Funcionários da Meta dizem estar treinando a IA que pode substituí-los
A gigante da tecnologia instalou um software de vigilância em todos os dispositivos da empresa e os funcionários não estão aceitando

A Meta vem despejando centenas de bilhões de dólares para sair na frente na corrida pela IA e colocou os funcionários nesse barco. Eles precisam adotar a IA com entusiasmo e agora são avaliados pelo uso que fazem dela nas avaliações de desempenho.
As demissões recorrentes têm alimentado o descontentamento: segundo o "The New York Times", funcionários criaram sites com contagem regressiva para uma nova rodada de cortes que seria anunciada na semana seguinte.
Agora a empresa também usa software de rastreamento de mouse para coletar dados dos funcionários e treinar seus modelos de IA. Os trabalhadores não estão nada felizes com o assunto. Uma reportagem da Reuters revelou que uma petição online está circulando na empresa.
Funcionários chegaram a distribuir panfletos (de papel) para incentivar colegas a assinar. Os panfletos apareceram em vários escritórios nos EUA, em salas de reunião e em máquinas de venda automática, com a seguinte frase: "Não quer trabalhar na Fábrica de Extração de Dados dos Funcionários?"
Quem usa laptop da empresa não pode recusar o rastreamento, o que gerou preocupações com privacidade e a pergunta inevitável: os funcionários estão treinando a IA que vai substituí-los?

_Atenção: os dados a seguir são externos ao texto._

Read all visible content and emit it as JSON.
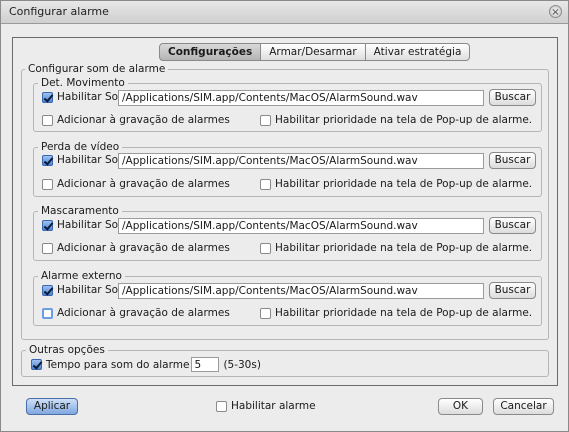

A Meta, por sua vez, insiste que esses dados são essenciais para desenvolver seus modelos. "Se estamos construindo agentes para ajudar as pessoas a realizar tarefas cotidianas no computador, nossos modelos precisam de exemplos reais de como as pessoas os usam, movimentos de mouse, cliques em botões, navegação em menus", disse um porta-voz da empresa.
"Para isso, estamos lançando uma ferramenta interna que vai capturar esse tipo de interação em determinados aplicativos para treinar nossos modelos", completou. Sobre a privacidade, a Meta afirmou que há "salvaguardas para proteger conteúdos sensíveis."

A preocupação com demissões por causa da IA cresce em todo o setor. O LinkedIn anunciou cortes que vão afetar 5% dos funcionários – logo depois de Coinbase, Cloudflare e PayPal fazerem o mesmo.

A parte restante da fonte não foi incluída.